Maxious · 3 months ago
There's some movement on https://github.com/modelcontextprotocol/registry

> The MCP Registry service provides a centralized repository for MCP server entries. It allows discovery and management of various MCP implementations with their associated metadata, configurations, and capabilities.

connor4312 · 3 months ago
@ VS Code we've been collaborating on this and plan to ship initial support for registries in our next release.
SafeDusk · 3 months ago
Instead of connecting to a server with 1000(s) of tools, I'm going the opposite direction and claim that you only need <10 sharp tools/small function for most use cases.

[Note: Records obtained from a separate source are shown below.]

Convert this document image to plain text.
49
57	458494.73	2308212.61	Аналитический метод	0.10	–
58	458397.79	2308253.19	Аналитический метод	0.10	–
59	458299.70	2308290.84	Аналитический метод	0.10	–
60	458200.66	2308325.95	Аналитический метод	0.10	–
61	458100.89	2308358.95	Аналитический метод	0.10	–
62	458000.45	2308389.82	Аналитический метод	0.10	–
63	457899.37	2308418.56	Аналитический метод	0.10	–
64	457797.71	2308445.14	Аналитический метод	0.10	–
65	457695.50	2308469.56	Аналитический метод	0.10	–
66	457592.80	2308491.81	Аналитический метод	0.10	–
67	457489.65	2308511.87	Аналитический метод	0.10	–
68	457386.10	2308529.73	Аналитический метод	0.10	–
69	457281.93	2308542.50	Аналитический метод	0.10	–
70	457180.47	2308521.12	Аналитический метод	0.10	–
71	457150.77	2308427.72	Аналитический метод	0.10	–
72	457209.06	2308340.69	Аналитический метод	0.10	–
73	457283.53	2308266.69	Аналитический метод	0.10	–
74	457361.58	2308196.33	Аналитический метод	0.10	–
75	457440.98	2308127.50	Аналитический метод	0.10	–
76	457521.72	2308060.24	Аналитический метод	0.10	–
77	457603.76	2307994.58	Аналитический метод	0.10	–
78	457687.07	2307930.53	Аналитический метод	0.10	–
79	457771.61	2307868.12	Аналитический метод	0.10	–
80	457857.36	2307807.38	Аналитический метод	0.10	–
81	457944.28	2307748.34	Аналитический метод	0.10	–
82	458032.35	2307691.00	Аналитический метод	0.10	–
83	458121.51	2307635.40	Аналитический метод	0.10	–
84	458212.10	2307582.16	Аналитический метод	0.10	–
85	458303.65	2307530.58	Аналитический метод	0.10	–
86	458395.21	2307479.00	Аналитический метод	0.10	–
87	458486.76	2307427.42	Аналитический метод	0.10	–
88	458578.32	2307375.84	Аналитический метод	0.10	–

As an example, today I re-implemented Google's AlphaEvolve with <7 tools (https://toolkami.com/alphaevolve-toolkami-style/).

joshstrange · 3 months ago
100% this.

Next steps are auto-generate or auto-mashup tools (a couple of projects are doing this) and small, reusable agents that only have access to the handful of tools they need.

“Auto-mashup” refers to (I just made it up) a concept of chaining existing tools with a bit of logic so that instead of having to round trip to the LLM for common cases you can call “Get the load, and the last N log lines, and procstat the top 10 procs, …” all into a “check_server_status”. Similar to some systems that let the LLM write and reuse tools, this would be the same thing, just leveraging other/existing MCP tools. Maybe “auto-composition” is a better name.

jappgar · 3 months ago
Is this like 10 years ago when you could find a Directory of GraphQL Servers?

Seems silly in retrospect no?

Too · 3 months ago
The difference is that GraphQL requires explicit integration with every single API. With MCP you just add the endpoint (close your eyes for security issues) and voilá, several new capabilities were added that you can talk to using human language.
malablaster · 3 months ago
I agree. There’s no need to centralize this list.
slimslenders · 3 months ago
Community MCP servers available as Docker images are also being listed here https://hub.docker.com/catalogs/mcp
jillesvangurp · 3 months ago
There's a big market opportunity here. Countless SAAS solutions are currently trying to figure out how to deal with this new AI thing. If it has some kind of API, creating an MCP server for it isn't technically hard. You can probably generate one with an LLM. It's so easy that you wonder why this is a thing at all. Let the LLMs sort it out; this is low level plumbing stuff it shouldn't require my brain to work hard.

What is hard is integrating across SAAS solutions that haven't done this yet in a way that is secure and easy. Most MCP things out there are so far about exposing things that have a very low value. All the high value stuff is locked up behind APIs, authorization, secure networking (i.e. not publicly accessible typically), etc.

Bridging that stuff is going to generate a lot of work in the next few years and more importantly, companies are going to spend large amounts of money on this because it can deliver a lot of value to them.

People that believe that this is going to be a done deal in six months are dreaming. It's more like ten years. But that just means that there is good money to be made by people that can do this stuff and that can navigate the decades of byzantine digital cruft in the corporate world. You can already see the usual suspects (big consultancy companies) sniffing around this topic. There will be lots of such companies doing a brisk business by the end of this year.

buremba · 3 months ago
> People that believe that this is going to be a done deal in six months are dreaming. It's more like ten years.

You might be underestimating how fast the current ETL / integration companies can pivot to provide reliable MCP servers as the lift is pretty small.